Thirty-two of the 700 photos the artists submitted were chosen for the exhibit, substantial enough to get a vividly diverse picture of everyday life in Lhasa, as well as reveal unexpectedly rare facets that help to ground our perception of Tibetan life. Who would have expected to discover a photo capturing a Tibetan Muslim festival? Or an ancient mosque, a small boy in Tibetan festival finery and typical headdress, or Muslim women clad in the chador? The curator discreetly mentions that even provincial governors had attended this event.

The photos were displayed at the World Culture Museum, Frankfurt am Main, Germany.

Islam Alongside Buddhism in Lhasa

One contributor to the exhibit is Suo Mani, a Muslim artist, who is a painter, and now a photographer, as well. He studied at the art school in Lhasa, the town where he also lives. He is a member of a large Muslim group, that migrated from Kashmir centuries ago and that ended up settling in Tibet. The descendants from the original group continue to live peacefully alongside their primarily Tibetan Buddhist neighbors

A series of three images from another artist chronicle the deterioration of the famous Drepung Buddhist Monastery, which was once formerly a highly respected university. The monastery of antiquity, also a revered destination for pilgrims, has since been reduced to a mere open-air museum. Red arrows mark the way for tourists.

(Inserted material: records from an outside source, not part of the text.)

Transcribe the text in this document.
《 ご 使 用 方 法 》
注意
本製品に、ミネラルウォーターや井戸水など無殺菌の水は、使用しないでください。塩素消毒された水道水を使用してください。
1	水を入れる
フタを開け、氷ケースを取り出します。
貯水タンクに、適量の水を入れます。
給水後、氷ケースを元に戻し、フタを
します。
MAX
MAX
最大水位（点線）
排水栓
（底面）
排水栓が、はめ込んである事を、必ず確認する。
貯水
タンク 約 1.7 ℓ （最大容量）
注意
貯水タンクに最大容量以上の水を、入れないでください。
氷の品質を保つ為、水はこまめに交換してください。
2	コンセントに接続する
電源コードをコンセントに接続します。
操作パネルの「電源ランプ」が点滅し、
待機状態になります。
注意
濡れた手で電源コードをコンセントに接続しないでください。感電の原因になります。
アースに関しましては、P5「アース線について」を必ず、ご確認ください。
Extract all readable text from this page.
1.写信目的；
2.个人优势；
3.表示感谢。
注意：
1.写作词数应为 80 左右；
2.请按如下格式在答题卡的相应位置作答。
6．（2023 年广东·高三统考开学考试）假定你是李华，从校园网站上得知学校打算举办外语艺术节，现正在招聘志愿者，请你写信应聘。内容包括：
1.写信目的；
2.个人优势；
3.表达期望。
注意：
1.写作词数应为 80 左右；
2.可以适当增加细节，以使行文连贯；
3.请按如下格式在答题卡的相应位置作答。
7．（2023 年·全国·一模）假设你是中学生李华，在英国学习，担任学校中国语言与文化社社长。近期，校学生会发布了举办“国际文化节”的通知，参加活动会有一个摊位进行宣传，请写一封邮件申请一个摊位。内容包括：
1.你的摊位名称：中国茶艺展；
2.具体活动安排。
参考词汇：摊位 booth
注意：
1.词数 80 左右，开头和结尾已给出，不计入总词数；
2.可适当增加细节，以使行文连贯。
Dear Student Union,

Up until 1959, the monastery was home to 10,000 monks—now it houses at most, several hundred. Significant losses were incurred during the Chinese Cultural Revolution (1966-1976). Not even Deng Xiaoping’s liberalization and a period of relative calm could restore the monastery’s former glory. Since then, tensions between Tibetans and communist officials have only continued to mount.

Modern Means Exist Beside Traditional Ways

Are tradition and modern technology antithetical in present day Tibet? Several exhibition photos attest to the contrary! We seldom perceive the multi-layered strata that make up modern Tibetan society for what it truly is; some even view emerging reports of violent repression as fiction.

One photo image from daily life shows a man and a woman sitting at a table. She has a thermos bottle in front of her, while he has a traditional bowl of buttered tea. She reads from Buddhist texts, while the man holds a cell phone to his ear. (Ruler Songtden from the Greater Tibetan Kingdom had developed the standardized Tibetan scriptures in the 7th century.)

Cell phones are the current rage in Tibet, with every Tibetan owning at least one, including nomads, according to exhibit curator, Elke Hessel. She is an academic advisor/aide at the Tibethaus Deutschland e.V. (as registered in Germany.) She has close, long-time ties with the artists, and had encouraged them to submit their photos.